Friday, April 15, 2011

Graphene turns spin doctor

grapheneA flow of electrons (green arrows) magnetises graphene in the opposite directions to the left and to the right from the current flow.Science/A
Single-atom carbon sheets could be ideal for spintronics.
The ultra-thin form of carbon known as graphene has been hailed as a wonder material because of its exceptional electrical, thermal and mechanical properties. It now appears to have just the qualities needed to make ultra-fast electronic circuits that utilize the spin as well as the charge of electrons.
Graphene is a layer of carbon one atom thick arranged in a hexagonal lattice.

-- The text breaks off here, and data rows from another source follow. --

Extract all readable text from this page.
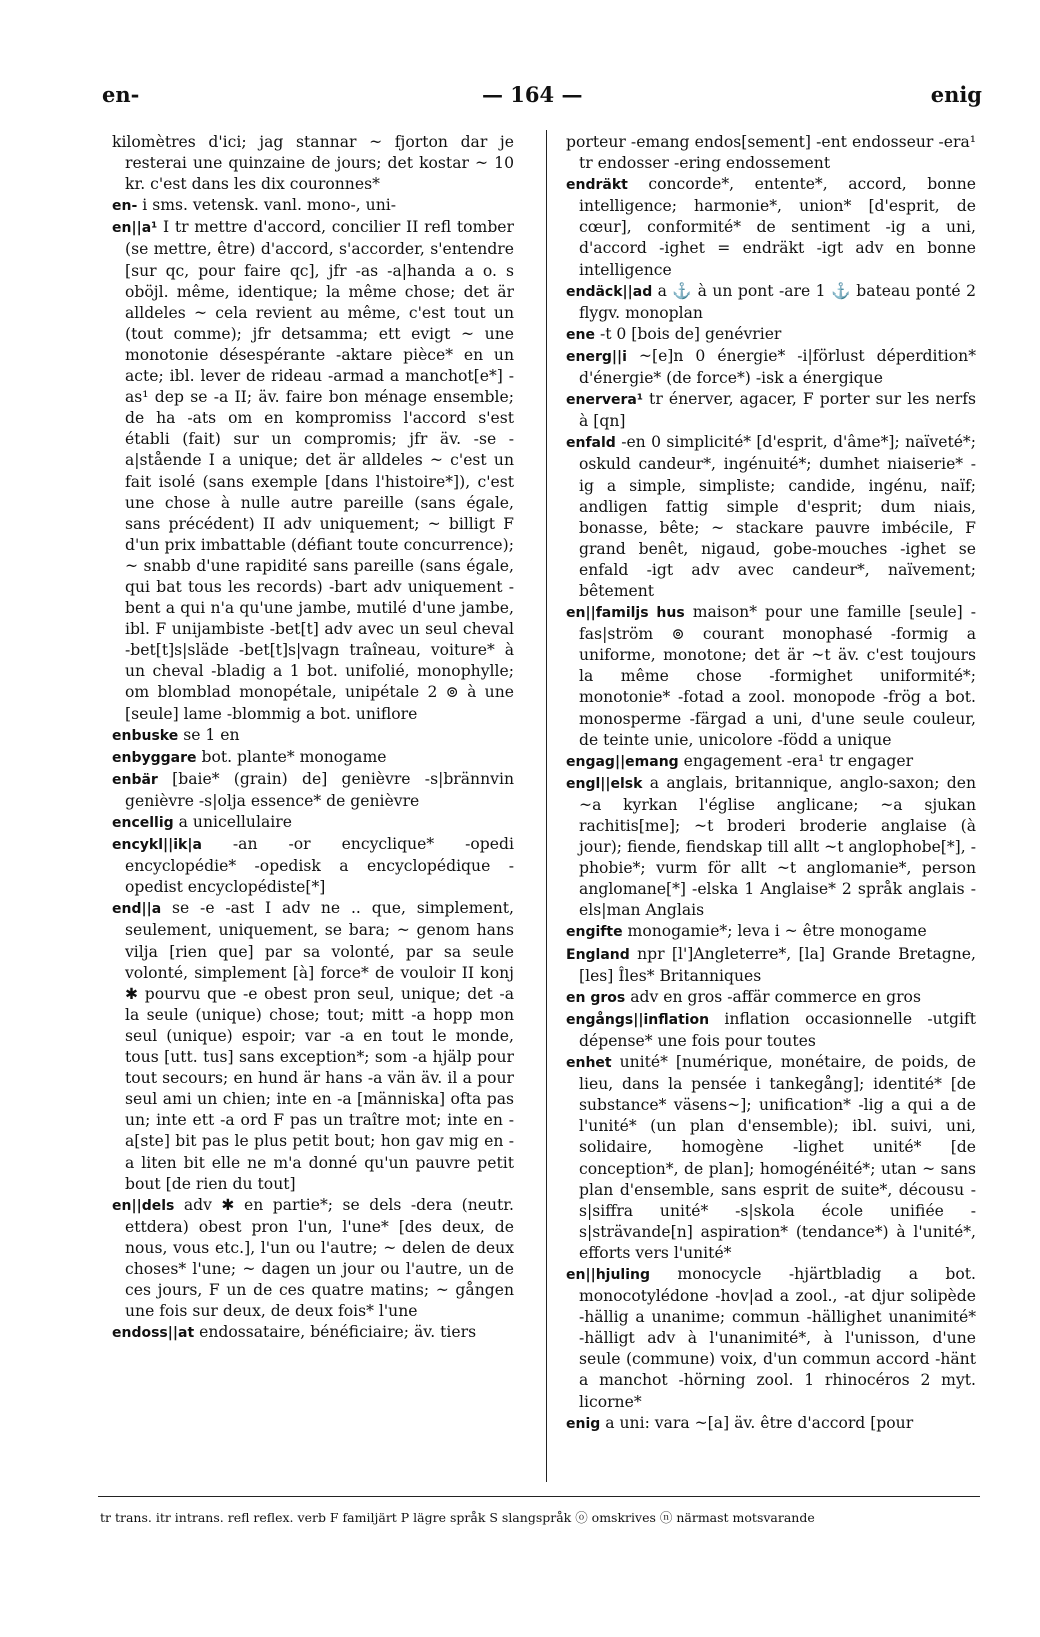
en-	— 164 —	enig

kilomètres d'ici; jag stannar ~ fjorton dar je resterai une quinzaine de jours; det kostar ~ 10 kr. c'est dans les dix couronnes*

en- i sms. vetensk. vanl. mono-, uni-

en||a¹ I tr mettre d'accord, concilier II refl tomber (se mettre, être) d'accord, s'accorder, s'entendre [sur qc, pour faire qc], jfr -as -a|handa a o. s oböjl. même, identique; la même chose; det är alldeles ~ cela revient au même, c'est tout un (tout comme); jfr detsamma; ett evigt ~ une monotonie désespérante -aktare pièce* en un acte; ibl. lever de rideau -armad a manchot[e*] -as¹ dep se -a II; äv. faire bon ménage ensemble; de ha -ats om en kompromiss l'accord s'est établi (fait) sur un compromis; jfr äv. -se -a|stående I a unique; det är alldeles ~ c'est un fait isolé (sans exemple [dans l'histoire*]), c'est une chose à nulle autre pareille (sans égale, sans précédent) II adv uniquement; ~ billigt F d'un prix imbattable (défiant toute concurrence); ~ snabb d'une rapidité sans pareille (sans égale, qui bat tous les records) -bart adv uniquement -bent a qui n'a qu'une jambe, mutilé d'une jambe, ibl. F unijambiste -bet[t] adv avec un seul cheval -bet[t]s|släde -bet[t]s|vagn traîneau, voiture* à un cheval -bladig a 1 bot. unifolié, monophylle; om blomblad monopétale, unipétale 2 ⊚ à une [seule] lame -blommig a bot. uniflore

enbuske se 1 en

enbyggare bot. plante* monogame

enbär [baie* (grain) de] genièvre -s|brännvin genièvre -s|olja essence* de genièvre

encellig a unicellulaire

encykl||ik|a -an -or encyclique* -opedi encyclopédie* -opedisk a encyclopédique -opedist encyclopédiste[*]

end||a se -e -ast I adv ne .. que, simplement, seulement, uniquement, se bara; ~ genom hans vilja [rien que] par sa volonté, par sa seule volonté, simplement [à] force* de vouloir II konj ✱ pourvu que -e obest pron seul, unique; det -a la seule (unique) chose; tout; mitt -a hopp mon seul (unique) espoir; var -a en tout le monde, tous [utt. tus] sans exception*; som -a hjälp pour tout secours; en hund är hans -a vän äv. il a pour seul ami un chien; inte en -a [människa] ofta pas un; inte ett -a ord F pas un traître mot; inte en -a[ste] bit pas le plus petit bout; hon gav mig en -a liten bit elle ne m'a donné qu'un pauvre petit bout [de rien du tout]

en||dels adv ✱ en partie*; se dels -dera (neutr. ettdera) obest pron l'un, l'une* [des deux, de nous, vous etc.], l'un ou l'autre; ~ delen de deux choses* l'une; ~ dagen un jour ou l'autre, un de ces jours, F un de ces quatre matins; ~ gången une fois sur deux, de deux fois* l'une

endoss||at endossataire, bénéficiaire; äv. tiers

porteur -emang endos[sement] -ent endosseur -era¹ tr endosser -ering endossement

endräkt concorde*, entente*, accord, bonne intelligence; harmonie*, union* [d'esprit, de cœur], conformité* de sentiment -ig a uni, d'accord -ighet = endräkt -igt adv en bonne intelligence

endäck||ad a ⚓ à un pont -are 1 ⚓ bateau ponté 2 flygv. monoplan

ene -t 0 [bois de] genévrier

energ||i ~[e]n 0 énergie* -i|förlust déperdition* d'énergie* (de force*) -isk a énergique

enervera¹ tr énerver, agacer, F porter sur les nerfs à [qn]

enfald -en 0 simplicité* [d'esprit, d'âme*]; naïveté*; oskuld candeur*, ingénuité*; dumhet niaiserie* -ig a simple, simpliste; candide, ingénu, naïf; andligen fattig simple d'esprit; dum niais, bonasse, bête; ~ stackare pauvre imbécile, F grand benêt, nigaud, gobe-mouches -ighet se enfald -igt adv avec candeur*, naïvement; bêtement

en||familjs hus maison* pour une famille [seule] -fas|ström ⊚ courant monophasé -formig a uniforme, monotone; det är ~t äv. c'est toujours la même chose -formighet uniformité*; monotonie* -fotad a zool. monopode -frög a bot. monosperme -färgad a uni, d'une seule couleur, de teinte unie, unicolore -född a unique

engag||emang engagement -era¹ tr engager

engl||elsk a anglais, britannique, anglo-saxon; den ~a kyrkan l'église anglicane; ~a sjukan rachitis[me]; ~t broderi broderie anglaise (à jour); fiende, fiendskap till allt ~t anglophobe[*], -phobie*; vurm för allt ~t anglomanie*, person anglomane[*] -elska 1 Anglaise* 2 språk anglais -els|man Anglais

engifte monogamie*; leva i ~ être monogame

England npr [l']Angleterre*, [la] Grande Bretagne, [les] Îles* Britanniques

en gros adv en gros -affär commerce en gros

engångs||inflation inflation occasionnelle -utgift dépense* une fois pour toutes

enhet unité* [numérique, monétaire, de poids, de lieu, dans la pensée i tankegång]; identité* [de substance* väsens~]; unification* -lig a qui a de l'unité* (un plan d'ensemble); ibl. suivi, uni, solidaire, homogène -lighet unité* [de conception*, de plan]; homogénéité*; utan ~ sans plan d'ensemble, sans esprit de suite*, décousu -s|siffra unité* -s|skola école unifiée -s|strävande[n] aspiration* (tendance*) à l'unité*, efforts vers l'unité*

en||hjuling monocycle -hjärtbladig a bot. monocotylédone -hov|ad a zool., -at djur solipède -hällig a unanime; commun -hällighet unanimité* -hälligt adv à l'unanimité*, à l'unisson, d'une seule (commune) voix, d'un commun accord -hänt a manchot -hörning zool. 1 rhinocéros 2 myt. licorne*

enig a uni: vara ~[a] äv. être d'accord [pour

tr trans. itr intrans. refl reflex. verb F familjärt P lägre språk S slangspråk ⓞ omskrives ⓝ närmast motsvarande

Discovered in 2004 by Andre Geim and Konstantin Novoselov of Manchester University, UK, who used sticky tape to remove slivers of graphite from pencil lead, its enormous strength, high thermal conductivity and unique electronic properties have spawned a huge amount of both fundamental and applied research and earned its discoverers the Nobel prize in physics last year.
In the latest work, published today in Science, Geim and an international team of colleagues show that graphene could be used to make a new generation of so-called 'spintronic' devices. Conventional silicon chips encode binary data using the presence or absence of electric charge, but there is a limit to how small such chips can be made because of the heat generated by electrical currents. The idea of spintronics is to use not only electrons' charge but also their inherent angular momentum, or spin, which can be either 'up' or 'down'. That should yield devices that are smaller and faster, thanks to the fact that an electron's spin can be changed much more quickly than charge can flow round a circuit.

Magnetic magic

In practice, however, it is difficult to build components that can simultaneously inject, manipulate and then read out currents based on electron spin. One way to do this is to combine semiconductors with magnetic materials, with the latter injecting spin-polarized currents into the former, but finding materials that are compatible with one another is extremely tricky. It would be better if the three-step process could be carried out in a single material. Graphene appears to fit that bill.
Geim and colleagues passed an electric current between two electrodes placed about a millionth of a metre apart on a graphene sheet and then measured the voltage across a region of the sheet about ten millionths of a metre from the electrodes. In any other material, that voltage would be close to zero, because currents straying from the path between the two electrodes become progressively weaker the farther away they get. But the researchers found that when they applied a magnetic field across the graphene sheet there was in fact a significant voltage.
This, they say, is evidence of spin currents. What they believe is happening is that the magnetic field creates an imbalance in the number of spin-up and spin-down electrons, because it becomes energetically favourable for more of one type to line up with the field. Conversely, the field creates an opposite imbalance in the spin of electron vacancies, or holes. At the same time, the magnetic field exerts a force on the electrons and holes, as it would on any current flowing through a conductor, pushing them away from the current path.

Sensing spin

Team member Leonid Levitov at the Massachusetts Institute of Technology in Cambridge explains that because the electrons and holes are pushed in the same direction there is no net movement of charge, but because both types of carrier have the same spin (as a hole can be thought of as an anti-electron) then there is a flow of spin. And, he says, just as an electric current travelling in an antenna generates an electromagnetic field that can generate a current in another antenna some distance away, so too a spin-current generated from a voltage can return the favour and induce a new voltage far from the original.
Levitov points out that their experiment does not provide direct proof that graphene can generate spin currents. But he maintains that he and his colleagues have analysed all other possible explanations and found them wanting.
The practical applications of the work could be limited, Geim admits. Having to apply a magnetic field is a disadvantage, because it means that spintronic devices made of graphene could then be sensitive to unintended sources of magnetism. But he believes that graphene could yield much stronger and longer-lasting spin currents than other materials that naturally possess a spin-charge correlation and therefore do not require a magnetic field.
David Awschalom of the University of California, Santa Barbara, who was not involved with the work, believes that the experimental results "unveil an intriguing mechanism for electrically driving spin transport in graphene". And he says that the technique "may have interesting applications within both sensing and spintronics".